The period of data analysis was selected to align with both with a period immediately prior to implementation of important relevant national policy as well as the most current data available on centenarians from the Census. Expanding the analyses to consider the period immediately following implementation of the ACA, which includes many pilot projects on medical care delivery such as Accountable Care Organizations, will thus be an important next step.

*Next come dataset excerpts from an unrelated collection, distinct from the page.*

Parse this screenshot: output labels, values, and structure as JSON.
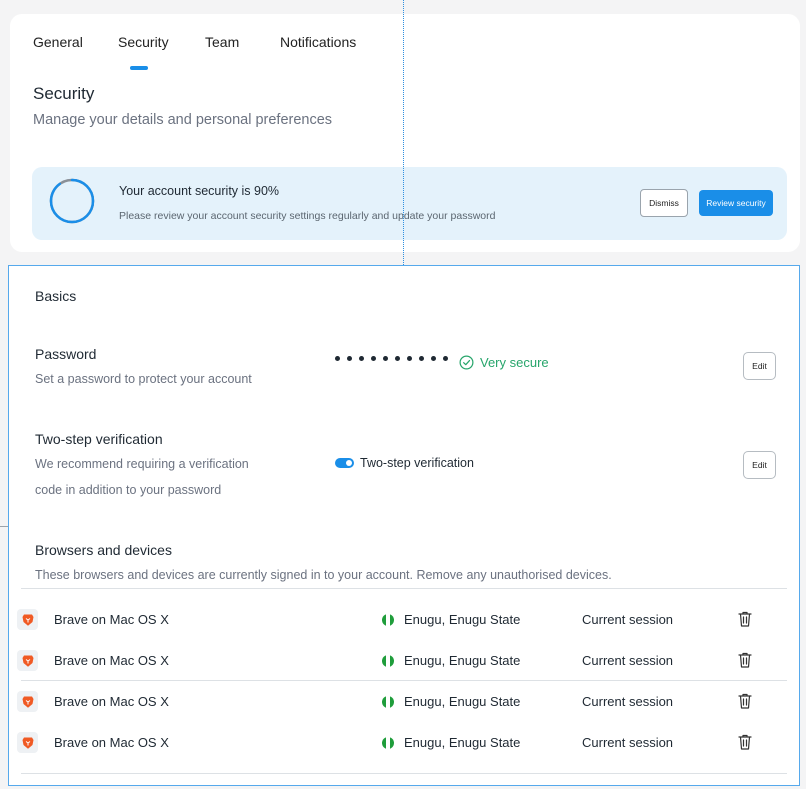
{
  "tabs": [
    {
      "label": "General"
    },
    {
      "label": "Security"
    },
    {
      "label": "Team"
    },
    {
      "label": "Notifications"
    }
  ],
  "active_tab": "Security",
  "page": {
    "title": "Security",
    "subtitle": "Manage your details and personal preferences"
  },
  "banner": {
    "title": "Your account security is 90%",
    "subtitle": "Please review your account security settings regularly and update your password",
    "security_score_percent": 90,
    "dismiss_label": "Dismiss",
    "review_label": "Review security"
  },
  "basics": {
    "title": "Basics"
  },
  "password": {
    "title": "Password",
    "description": "Set a password to protect your account",
    "masked_length": 10,
    "strength": "Very secure",
    "edit_label": "Edit"
  },
  "two_step": {
    "title": "Two-step verification",
    "description_line1": "We recommend requiring a verification",
    "description_line2": "code in addition to your password",
    "toggle_label": "Two-step verification",
    "enabled": true,
    "edit_label": "Edit"
  },
  "devices": {
    "title": "Browsers and devices",
    "description": "These browsers and devices are currently signed in to your account. Remove any unauthorised devices.",
    "items": [
      {
        "name": "Brave on Mac OS X",
        "location": "Enugu, Enugu State",
        "session": "Current session"
      },
      {
        "name": "Brave on Mac OS X",
        "location": "Enugu, Enugu State",
        "session": "Current session"
      },
      {
        "name": "Brave on Mac OS X",
        "location": "Enugu, Enugu State",
        "session": "Current session"
      },
      {
        "name": "Brave on Mac OS X",
        "location": "Enugu, Enugu State",
        "session": "Current session"
      }
    ]
  },
  "colors": {
    "accent": "#1a8ee8",
    "success": "#27a56b",
    "banner_bg": "#e4f2fb",
    "brave": "#f05a24",
    "flag_green": "#1f9d3b"
  },
  "icons": [
    "check-circle-icon",
    "brave-browser-icon",
    "nigeria-flag-icon",
    "trash-icon"
  ]
}
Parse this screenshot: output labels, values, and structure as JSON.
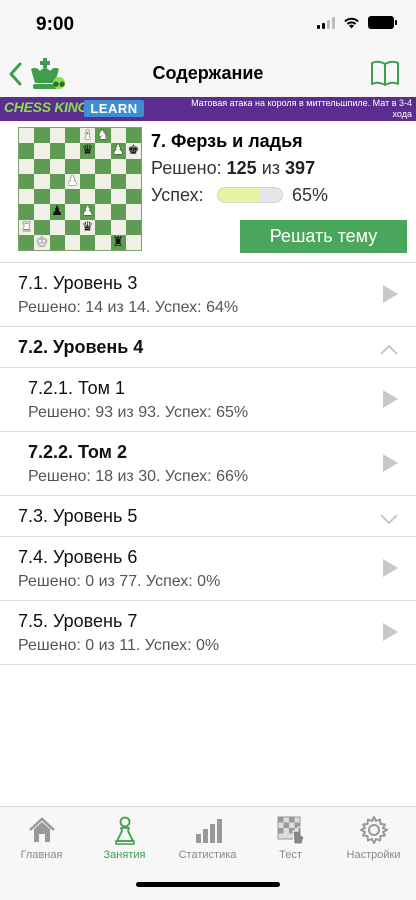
{
  "status_bar": {
    "time": "9:00"
  },
  "navbar": {
    "title": "Содержание",
    "back_icon": "chevron-left-icon",
    "logo_icon": "chess-king-logo-icon",
    "book_icon": "book-icon"
  },
  "banner": {
    "logo_text": "CHESS KING",
    "learn_text": "LEARN",
    "course_text": "Матовая атака на короля в миттельшпиле. Мат в 3-4 хода"
  },
  "theme": {
    "title": "7. Ферзь и ладья",
    "solved_label": "Решено:",
    "solved_count": "125",
    "solved_of": "из",
    "solved_total": "397",
    "success_label": "Успех:",
    "success_value": 0.65,
    "success_pct": "65%",
    "solve_button": "Решать тему"
  },
  "board": {
    "light_color": "#f0f0e6",
    "dark_color": "#5e9c53",
    "squares": [
      "",
      "",
      "",
      "",
      "wB",
      "wN",
      "",
      "",
      "",
      "",
      "",
      "",
      "bQ",
      "",
      "wP",
      "bK",
      "",
      "",
      "",
      "",
      "",
      "",
      "",
      "",
      "",
      "",
      "",
      "wP",
      "",
      "",
      "",
      "",
      "",
      "",
      "",
      "",
      "",
      "",
      "",
      "",
      "",
      "",
      "bP",
      "",
      "wP",
      "",
      "",
      "",
      "wR",
      "",
      "",
      "",
      "bQ",
      "",
      "",
      "",
      "",
      "wK",
      "",
      "",
      "",
      "",
      "bR",
      ""
    ]
  },
  "list": [
    {
      "title": "7.1. Уровень 3",
      "subtitle": "Решено: 14 из 14. Успех: 64%",
      "bold": false,
      "level": 0,
      "icon": "play-arrow-icon"
    },
    {
      "title": "7.2. Уровень 4",
      "subtitle": "",
      "bold": true,
      "level": 0,
      "icon": "chevron-up-icon"
    },
    {
      "title": "7.2.1. Том 1",
      "subtitle": "Решено: 93 из 93. Успех: 65%",
      "bold": false,
      "level": 1,
      "icon": "play-arrow-icon"
    },
    {
      "title": "7.2.2. Том 2",
      "subtitle": "Решено: 18 из 30. Успех: 66%",
      "bold": true,
      "level": 1,
      "icon": "play-arrow-icon"
    },
    {
      "title": "7.3. Уровень 5",
      "subtitle": "",
      "bold": false,
      "level": 0,
      "icon": "chevron-down-icon"
    },
    {
      "title": "7.4. Уровень 6",
      "subtitle": "Решено: 0 из 77. Успех: 0%",
      "bold": false,
      "level": 0,
      "icon": "play-arrow-icon"
    },
    {
      "title": "7.5. Уровень 7",
      "subtitle": "Решено: 0 из 11. Успех: 0%",
      "bold": false,
      "level": 0,
      "icon": "play-arrow-icon"
    }
  ],
  "tabbar": {
    "tabs": [
      {
        "label": "Главная",
        "icon": "home-icon",
        "active": false
      },
      {
        "label": "Занятия",
        "icon": "pawn-icon",
        "active": true
      },
      {
        "label": "Статистика",
        "icon": "bar-chart-icon",
        "active": false
      },
      {
        "label": "Тест",
        "icon": "chessboard-hand-icon",
        "active": false
      },
      {
        "label": "Настройки",
        "icon": "gear-icon",
        "active": false
      }
    ]
  },
  "colors": {
    "accent": "#3f9e4c",
    "banner": "#5b2d8e",
    "button": "#4aa65a",
    "progress": "#e9f3a4"
  }
}
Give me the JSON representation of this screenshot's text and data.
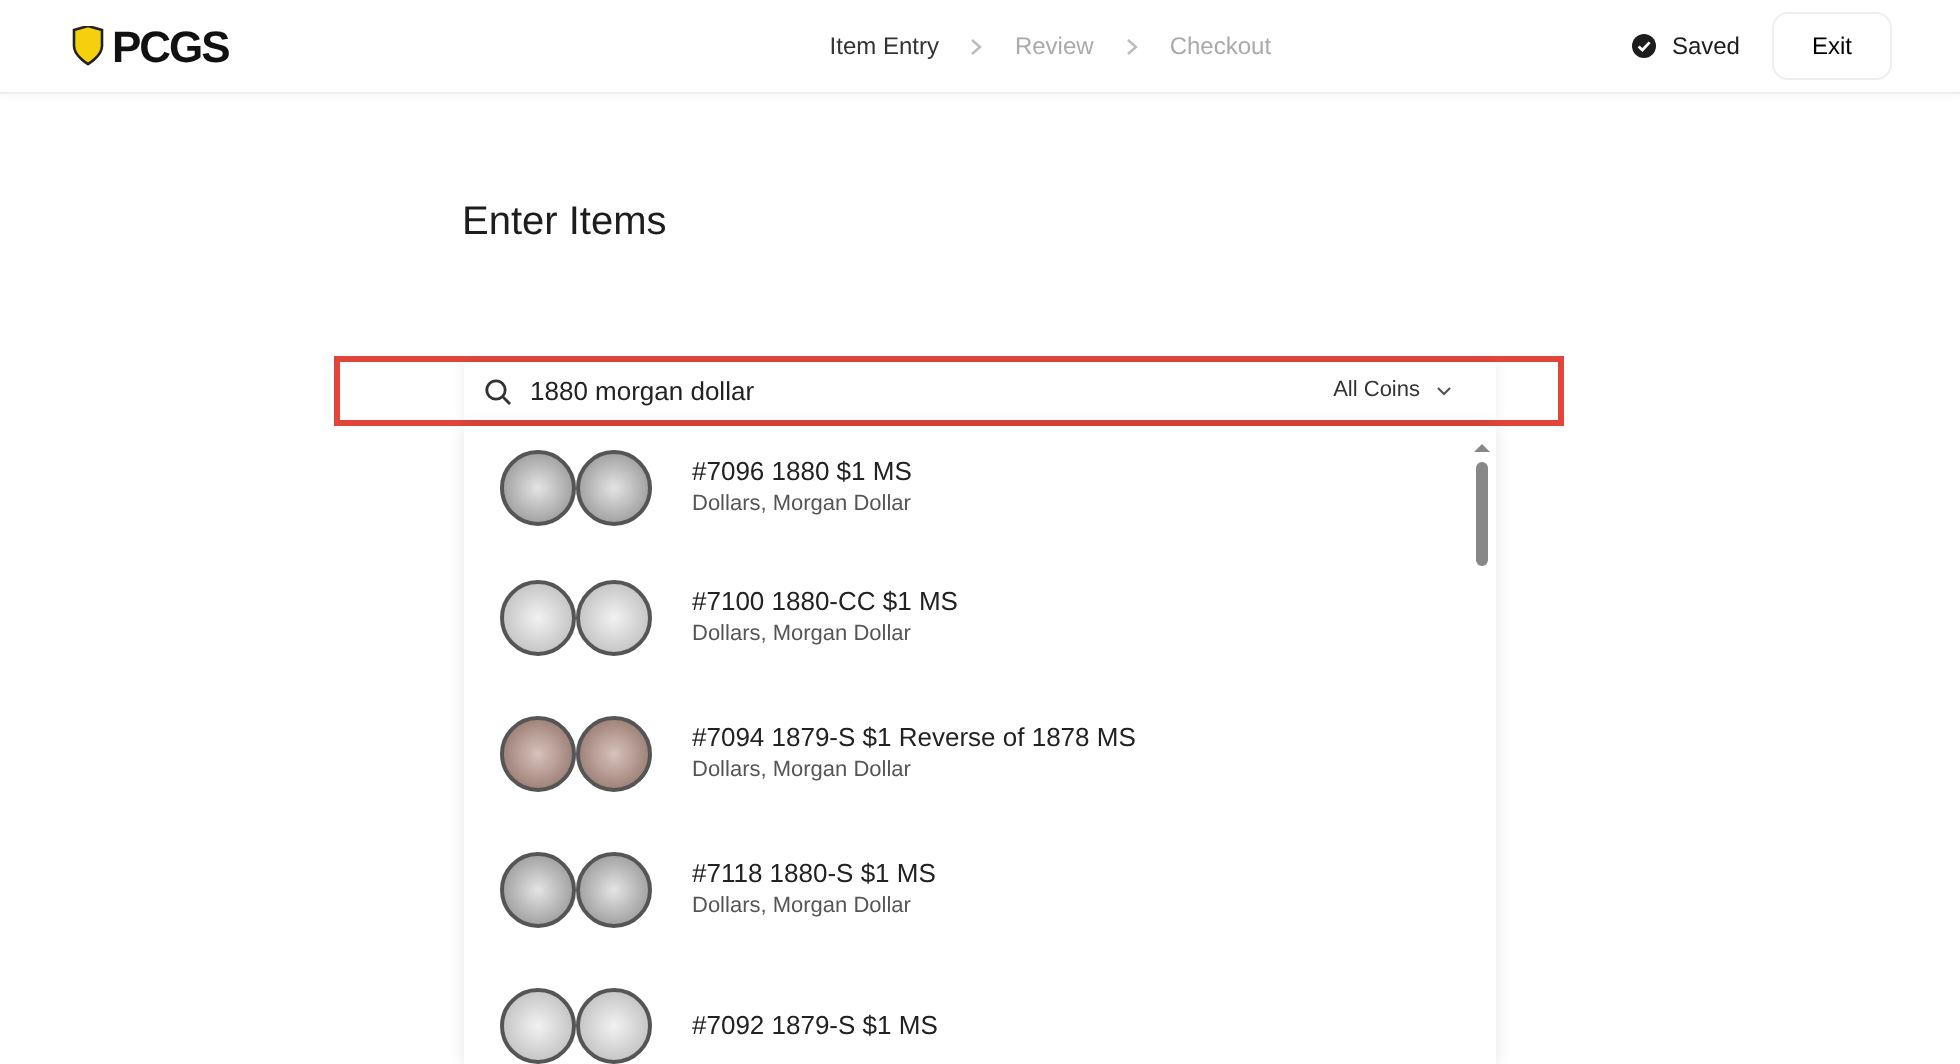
{
  "header": {
    "logo": "PCGS",
    "steps": [
      {
        "label": "Item Entry",
        "selected": true
      },
      {
        "label": "Review",
        "selected": false
      },
      {
        "label": "Checkout",
        "selected": false
      }
    ],
    "save_status": "Saved",
    "exit_button": "Exit"
  },
  "title": "Enter Items",
  "search": {
    "value": "1880 morgan dollar",
    "highlighted": true,
    "filter": "All Coins"
  },
  "results": [
    {
      "title": "#7096 1880 $1 MS",
      "subtitle": "Dollars, Morgan Dollar",
      "kind": "silver"
    },
    {
      "title": "#7100 1880-CC $1 MS",
      "subtitle": "Dollars, Morgan Dollar",
      "kind": "bright"
    },
    {
      "title": "#7094 1879-S $1 Reverse of 1878 MS",
      "subtitle": "Dollars, Morgan Dollar",
      "kind": "toned"
    },
    {
      "title": "#7118 1880-S $1 MS",
      "subtitle": "Dollars, Morgan Dollar",
      "kind": "silver"
    },
    {
      "title": "#7092 1879-S $1 MS",
      "kind": "bright"
    }
  ]
}
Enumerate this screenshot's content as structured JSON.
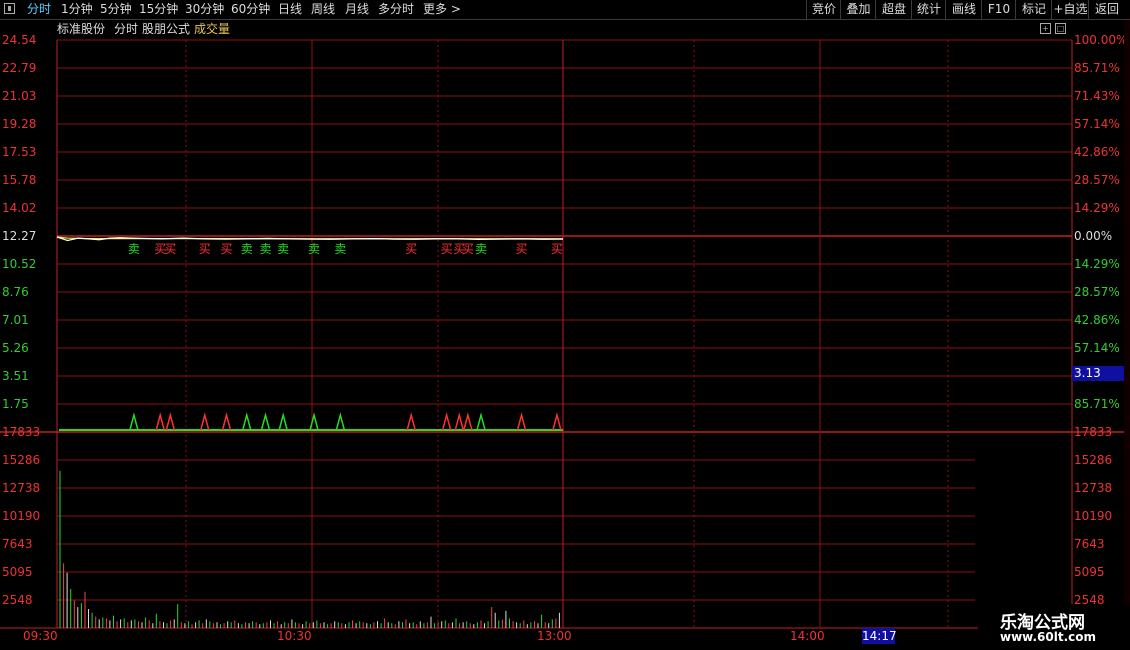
{
  "toolbar": {
    "tabs": [
      "分时",
      "1分钟",
      "5分钟",
      "15分钟",
      "30分钟",
      "60分钟",
      "日线",
      "周线",
      "月线",
      "多分时",
      "更多 >"
    ],
    "active_tab": "分时",
    "right_buttons": [
      "竞价",
      "叠加",
      "超盘",
      "统计",
      "画线",
      "F10",
      "标记",
      "+自选",
      "返回"
    ]
  },
  "title": {
    "stock": "标准股份",
    "period": "分时",
    "formula": "股朋公式",
    "volume_label": "成交量"
  },
  "price_axis": {
    "left_labels": [
      "24.54",
      "22.79",
      "21.03",
      "19.28",
      "17.53",
      "15.78",
      "14.02",
      "12.27",
      "10.52",
      "8.76",
      "7.01",
      "5.26",
      "3.51",
      "1.75"
    ],
    "right_labels": [
      "100.00%",
      "85.71%",
      "71.43%",
      "57.14%",
      "42.86%",
      "28.57%",
      "14.29%",
      "0.00%",
      "14.29%",
      "28.57%",
      "42.86%",
      "57.14%",
      "",
      "85.71%"
    ]
  },
  "volume_axis": {
    "left_labels": [
      "17833",
      "15286",
      "12738",
      "10190",
      "7643",
      "5095",
      "2548"
    ],
    "right_labels": [
      "17833",
      "15286",
      "12738",
      "10190",
      "7643",
      "5095",
      "2548"
    ]
  },
  "time_axis": [
    "09:30",
    "10:30",
    "13:00",
    "14:00"
  ],
  "cursor_price": "3.13",
  "cursor_time": "14:17",
  "signal_labels": {
    "buy": "买",
    "sell": "卖"
  },
  "signals": [
    {
      "pos": 0.152,
      "type": "sell"
    },
    {
      "pos": 0.204,
      "type": "buy"
    },
    {
      "pos": 0.224,
      "type": "buy"
    },
    {
      "pos": 0.292,
      "type": "buy"
    },
    {
      "pos": 0.335,
      "type": "buy"
    },
    {
      "pos": 0.375,
      "type": "sell"
    },
    {
      "pos": 0.412,
      "type": "sell"
    },
    {
      "pos": 0.447,
      "type": "sell"
    },
    {
      "pos": 0.508,
      "type": "sell"
    },
    {
      "pos": 0.56,
      "type": "sell"
    },
    {
      "pos": 0.7,
      "type": "buy"
    },
    {
      "pos": 0.77,
      "type": "buy"
    },
    {
      "pos": 0.795,
      "type": "buy"
    },
    {
      "pos": 0.812,
      "type": "buy"
    },
    {
      "pos": 0.838,
      "type": "sell"
    },
    {
      "pos": 0.918,
      "type": "buy"
    },
    {
      "pos": 0.988,
      "type": "buy"
    }
  ],
  "chart_data": {
    "type": "line",
    "title": "",
    "prev_close": 12.27,
    "ylim": [
      0,
      24.54
    ],
    "x": [
      0,
      5,
      10,
      15,
      20,
      25,
      30,
      40,
      50,
      60,
      70,
      80,
      90,
      100,
      110,
      120,
      130,
      140,
      150,
      160,
      170,
      180,
      190,
      200,
      210,
      220,
      230,
      240
    ],
    "price": [
      12.27,
      12.05,
      12.2,
      12.15,
      12.1,
      12.2,
      12.22,
      12.18,
      12.16,
      12.2,
      12.15,
      12.14,
      12.16,
      12.18,
      12.15,
      12.14,
      12.13,
      12.15,
      12.17,
      12.14,
      12.13,
      12.16,
      12.15,
      12.12,
      12.14,
      12.15,
      12.13,
      12.14
    ],
    "avg_price": [
      12.27,
      12.2,
      12.18,
      12.17,
      12.17,
      12.17,
      12.17,
      12.17,
      12.17,
      12.17,
      12.17,
      12.17,
      12.16,
      12.16,
      12.16,
      12.16,
      12.16,
      12.16,
      12.16,
      12.16,
      12.16,
      12.16,
      12.16,
      12.16,
      12.16,
      12.16,
      12.16,
      12.16
    ],
    "volume_ylim": [
      0,
      20380
    ],
    "volume": [
      16500,
      6800,
      5800,
      4100,
      2900,
      2200,
      2600,
      3800,
      2000,
      1600,
      1200,
      900,
      1100,
      1000,
      800,
      1300,
      700,
      900,
      1000,
      600,
      800,
      900,
      700,
      600,
      1100,
      800,
      500,
      1500,
      700,
      600,
      500,
      800,
      900,
      2500,
      600,
      500,
      700,
      400,
      600,
      800,
      500,
      900,
      700,
      500,
      600,
      400,
      500,
      700,
      600,
      800,
      500,
      400,
      600,
      500,
      700,
      600,
      400,
      500,
      600,
      800,
      500,
      700,
      400,
      600,
      500,
      900,
      600,
      500,
      400,
      700,
      500,
      600,
      800,
      500,
      600,
      400,
      500,
      700,
      600,
      500,
      400,
      600,
      800,
      500,
      700,
      600,
      500,
      400,
      600,
      700,
      500,
      1000,
      600,
      500,
      400,
      700,
      600,
      900,
      500,
      600,
      400,
      700,
      500,
      600,
      1200,
      500,
      600,
      700,
      800,
      500,
      600,
      1000,
      500,
      600,
      700,
      500,
      400,
      600,
      800,
      500,
      700,
      2200,
      1600,
      800,
      900,
      1800,
      1000,
      700,
      600,
      500,
      800,
      400,
      600,
      700,
      500,
      1400,
      600,
      500,
      900,
      1000,
      1600
    ]
  }
}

As centenarians remain so rare even among the older adult population, the granularity of data that we would wish for to understand the needs of this exceptional population, particularly at the community level, is unavailable. For this reason, we currently have few tools available to answer questions such as what proportion of centenarians is hospitalized in any given year, the proportion of centenarians with multiple hospitalizations, and what characteristics distinguish centenarians with potentially preventable diagnoses who are hospitalized from those who do not. To address these questions, data on both hospitalized and non-hospitalized centenarians would be needed.
This data, while showing a significant impact of preventable hospitalizations on cost among the centenarian population, does not allow us to ascertain the specific drivers behind these potentially preventable hospitalizations such as lack of access to care and/or the quality of the care provided.
4.2. Future Directions
Future analyses can use these historical data trends in order to understand the impact of changing policies and demographics on preventable hospitalizations and associated costs.